My friend, Ann, drives a van. Ann drives a tan van, and she’s married to Stan, but this story isn’t about him. It’s about Ann and her tan van. One day, Ann’s tan van was uncommonly tawny in its hue because, you see, it was dirty. “My van needs washed,” surmised Ann.
As soon as Ann said this, my ears felt as if they were going to explode. I resisted the urge to correct her, because we were with a group of people, and I try to avoid correcting people’s grammar in public.
If Prince Hamlet wondered “To be, or not to be, that is the question,” then my question is: what happened to ‘to be’? You see, Ann’s tan van needed to be washed. It didn’t “need washed,” as she declared. In this case, “washed” is what’s considered a passive participle, and it requires the infinitive phrase “to be” in order to pass grammar muster.
I know this omission of “to be” doesn’t only happen in Indiana; this may very well be a Midwestern grammar faux pas. I’m interested to see if readers from outside the Midwest hear this ear-splitting construction. If not, send me an email with your regional grammar issue.
Besides “need,” I’ve also heard this phraseology used with the words “want” and “like.” For instance: My pet bear wants scratched. My son likes fed multiple times per day. As I type this, my word processor’s squiggly red line is having a field day. My pet bear wants to be scratched. My son likes to be fed multiple times per day.

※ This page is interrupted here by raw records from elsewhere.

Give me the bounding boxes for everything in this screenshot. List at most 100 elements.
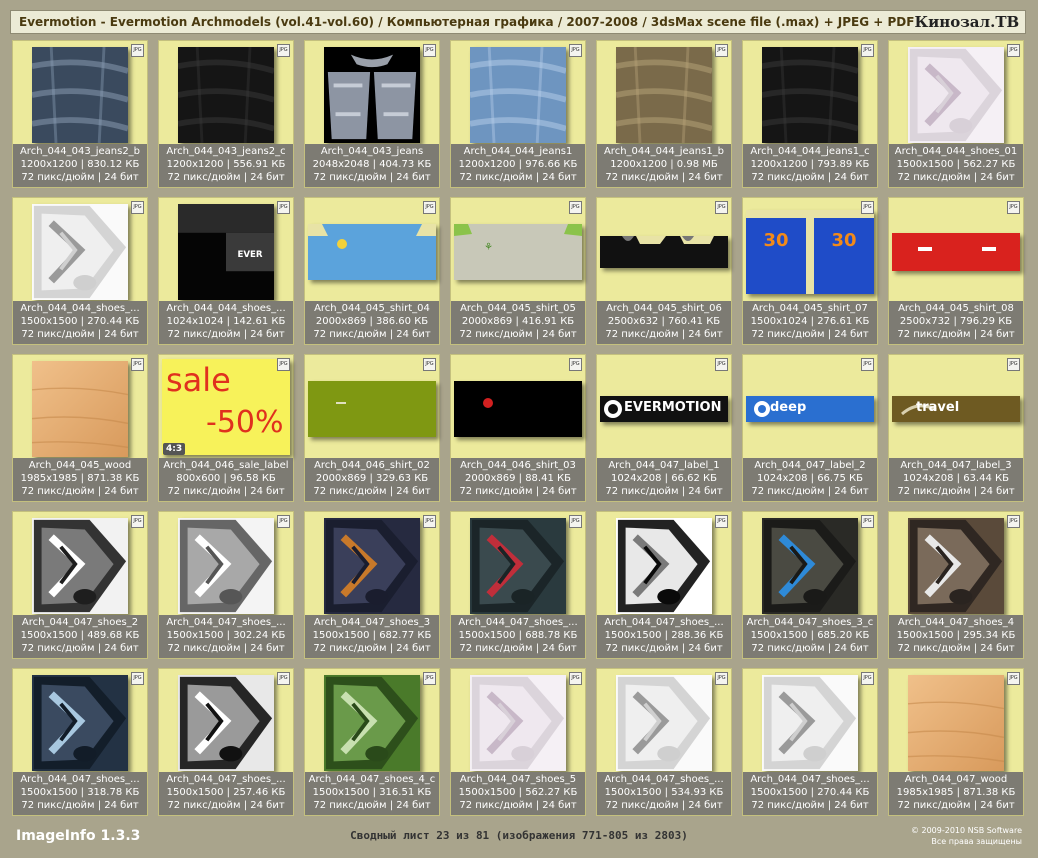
thumbnail-image[interactable]: deep <box>746 396 874 422</box>
thumbnail-cell[interactable]: JPG Arch_044_047_shoes_... 1500x1500 | 688… <box>450 511 586 659</box>
thumbnail-image[interactable]: travel <box>892 396 1020 422</box>
thumbnail-image[interactable] <box>616 675 712 771</box>
jpg-format-icon: JPG <box>1007 515 1020 528</box>
thumbnail-cell[interactable]: JPG Arch_044_045_wood 1985x1985 | 871.38 К… <box>12 354 148 502</box>
thumbnail-image[interactable] <box>616 47 712 143</box>
sale-text: sale <box>166 361 231 399</box>
thumbnail-cell[interactable]: JPG Arch_044_047_shoes_4_c 1500x1500 | 316… <box>304 668 440 816</box>
thumbnail-cell[interactable]: 30 30 JPG Arch_044_045_shirt_07 1500x1024 | … <box>742 197 878 345</box>
thumbnail-cell[interactable]: JPG Arch_044_044_shoes_01 1500x1500 | 562.… <box>888 40 1024 188</box>
file-meta: 72 пикс/дюйм | 24 бит <box>605 172 723 183</box>
jpg-format-icon: JPG <box>1007 201 1020 214</box>
thumbnail-cell[interactable]: JPG Arch_044_043_jeans 2048x2048 | 404.73 … <box>304 40 440 188</box>
thumbnail-image[interactable] <box>32 361 128 457</box>
thumbnail-cell[interactable]: JPG Arch_044_044_jeans1_b 1200x1200 | 0.98… <box>596 40 732 188</box>
thumbnail-image[interactable] <box>308 224 436 280</box>
thumbnail-image[interactable] <box>470 47 566 143</box>
thumbnail-info: Arch_044_045_wood 1985x1985 | 871.38 КБ 72… <box>13 458 147 501</box>
thumbnail-image[interactable] <box>470 675 566 771</box>
thumbnail-cell[interactable]: JPG Arch_044_045_shirt_04 2000x869 | 386.6… <box>304 197 440 345</box>
thumbnail-image[interactable] <box>892 233 1020 271</box>
thumbnail-image[interactable] <box>32 518 128 614</box>
thumbnail-cell[interactable]: JPG Arch_044_047_shoes_5 1500x1500 | 562.2… <box>450 668 586 816</box>
thumbnail-cell[interactable]: JPG Arch_044_047_shoes_... 1500x1500 | 534… <box>596 668 732 816</box>
thumbnail-cell[interactable]: JPG Arch_044_047_shoes_... 1500x1500 | 270… <box>742 668 878 816</box>
file-meta: 72 пикс/дюйм | 24 бит <box>897 329 1015 340</box>
thumbnail-cell[interactable]: JPG Arch_044_046_shirt_03 2000x869 | 88.41… <box>450 354 586 502</box>
thumbnail-cell[interactable]: JPG Arch_044_047_shoes_4 1500x1500 | 295.3… <box>888 511 1024 659</box>
file-dims: 1500x1500 | 295.34 КБ <box>896 630 1016 641</box>
file-dims: 1500x1024 | 276.61 КБ <box>750 316 870 327</box>
file-name: Arch_044_047_shoes_4 <box>897 617 1015 628</box>
thumbnail-image[interactable] <box>178 47 274 143</box>
file-meta: 72 пикс/дюйм | 24 бит <box>167 172 285 183</box>
thumbnail-image[interactable]: EVERMOTION <box>600 396 728 422</box>
thumbnail-image[interactable] <box>600 236 728 268</box>
thumbnail-image[interactable] <box>178 675 274 771</box>
thumbnail-image[interactable] <box>324 47 420 143</box>
thumbnail-image[interactable] <box>32 47 128 143</box>
thumbnail-image[interactable] <box>324 518 420 614</box>
jpg-format-icon: JPG <box>861 201 874 214</box>
thumbnail-cell[interactable]: EVERMOTION JPG Arch_044_047_label_1 1024x20… <box>596 354 732 502</box>
thumbnail-info: Arch_044_047_shoes_... 1500x1500 | 688.78… <box>451 615 585 658</box>
thumbnail-image[interactable]: EVER <box>178 204 274 300</box>
thumbnail-cell[interactable]: JPG Arch_044_045_shirt_06 2500x632 | 760.4… <box>596 197 732 345</box>
file-name: Arch_044_044_shoes_01 <box>894 146 1018 157</box>
thumbnail-image[interactable] <box>454 381 582 437</box>
thumbnail-cell[interactable]: JPG Arch_044_045_shirt_08 2500x732 | 796.2… <box>888 197 1024 345</box>
file-meta: 72 пикс/дюйм | 24 бит <box>897 643 1015 654</box>
thumbnail-image[interactable] <box>324 675 420 771</box>
thumbnail-cell[interactable]: JPG Arch_044_047_shoes_... 1500x1500 | 288… <box>596 511 732 659</box>
thumbnail-image[interactable] <box>762 518 858 614</box>
thumbnail-image[interactable] <box>32 204 128 300</box>
thumbnail-image[interactable] <box>470 518 566 614</box>
thumbnail-image[interactable] <box>762 47 858 143</box>
thumbnail-image[interactable] <box>308 381 436 437</box>
thumbnail-grid: JPG Arch_044_043_jeans2_b 1200x1200 | 830.… <box>12 40 1028 816</box>
thumbnail-image[interactable]: sale -50% <box>162 359 290 455</box>
thumbnail-image[interactable] <box>32 675 128 771</box>
thumbnail-cell[interactable]: JPG Arch_044_044_jeans1_c 1200x1200 | 793.… <box>742 40 878 188</box>
file-name: Arch_044_045_shirt_04 <box>314 303 430 314</box>
thumbnail-cell[interactable]: JPG Arch_044_043_jeans2_c 1200x1200 | 556.… <box>158 40 294 188</box>
brand-logo: Кинозал.ТВ <box>914 13 1020 31</box>
thumbnail-cell[interactable]: EVER JPG Arch_044_044_shoes_... 1024x1024 |… <box>158 197 294 345</box>
thumbnail-info: Arch_044_047_shoes_3_c 1500x1500 | 685.20… <box>743 615 877 658</box>
thumbnail-cell[interactable]: sale -50% JPG 4:3 Arch_044_046_sale_label 800… <box>158 354 294 502</box>
thumbnail-info: Arch_044_045_shirt_06 2500x632 | 760.41 К… <box>597 301 731 344</box>
thumbnail-image[interactable] <box>908 47 1004 143</box>
thumbnail-cell[interactable]: JPG Arch_044_044_shoes_... 1500x1500 | 270… <box>12 197 148 345</box>
thumbnail-info: Arch_044_044_jeans1 1200x1200 | 976.66 КБ… <box>451 144 585 187</box>
thumbnail-cell[interactable]: JPG Arch_044_047_shoes_3_c 1500x1500 | 685… <box>742 511 878 659</box>
thumbnail-image[interactable] <box>908 518 1004 614</box>
thumbnail-cell[interactable]: JPG Arch_044_047_shoes_2 1500x1500 | 489.6… <box>12 511 148 659</box>
jpg-format-icon: JPG <box>1007 672 1020 685</box>
thumbnail-cell[interactable]: JPG Arch_044_047_shoes_... 1500x1500 | 318… <box>12 668 148 816</box>
file-dims: 1500x1500 | 270.44 КБ <box>20 316 140 327</box>
file-name: Arch_044_043_jeans2_b <box>19 146 141 157</box>
thumbnail-info: Arch_044_044_jeans1_b 1200x1200 | 0.98 МБ… <box>597 144 731 187</box>
thumbnail-image[interactable] <box>616 518 712 614</box>
thumbnail-cell[interactable]: JPG Arch_044_047_shoes_... 1500x1500 | 257… <box>158 668 294 816</box>
thumbnail-cell[interactable]: JPG Arch_044_047_shoes_... 1500x1500 | 302… <box>158 511 294 659</box>
file-meta: 72 пикс/дюйм | 24 бит <box>21 172 139 183</box>
thumbnail-cell[interactable]: JPG Arch_044_047_shoes_3 1500x1500 | 682.7… <box>304 511 440 659</box>
thumbnail-cell[interactable]: JPG Arch_044_044_jeans1 1200x1200 | 976.66… <box>450 40 586 188</box>
thumbnail-info: Arch_044_044_shoes_... 1500x1500 | 270.44… <box>13 301 147 344</box>
thumbnail-image[interactable] <box>908 675 1004 771</box>
thumbnail-cell[interactable]: deep JPG Arch_044_047_label_2 1024x208 | 66… <box>742 354 878 502</box>
file-dims: 1500x1500 | 316.51 КБ <box>312 787 432 798</box>
thumbnail-cell[interactable]: JPG Arch_044_043_jeans2_b 1200x1200 | 830.… <box>12 40 148 188</box>
thumbnail-image[interactable] <box>178 518 274 614</box>
thumbnail-image[interactable]: 30 30 <box>746 210 874 294</box>
thumbnail-image[interactable]: ⚘ <box>454 224 582 280</box>
thumbnail-image[interactable] <box>762 675 858 771</box>
thumbnail-cell[interactable]: travel JPG Arch_044_047_label_3 1024x208 | … <box>888 354 1024 502</box>
thumbnail-cell[interactable]: JPG Arch_044_047_wood 1985x1985 | 871.38 К… <box>888 668 1024 816</box>
jpg-format-icon: JPG <box>569 672 582 685</box>
file-dims: 2000x869 | 416.91 КБ <box>461 316 575 327</box>
thumbnail-cell[interactable]: ⚘ JPG Arch_044_045_shirt_05 2000x869 | 416.… <box>450 197 586 345</box>
thumbnail-cell[interactable]: JPG Arch_044_046_shirt_02 2000x869 | 329.6… <box>304 354 440 502</box>
copyright-text: © 2009-2010 NSB Software <box>910 826 1022 835</box>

I’m not sure what caused the omission of “to be.” Maybe high school students don’t appreciate being forced to read Shakespeare in their English classes, so they’ve begun a rebellion and have answered Prince Hamlet with a resounding “not to be.”
When Shakespeare wrote his plays, he wrote many of his jokes for the broadest audience possible. Now his stuff is considered “classic” and “timeless.” Perhaps there’s hope for my writing to stand the test of time after all. Of course, much of it still needs to be edited.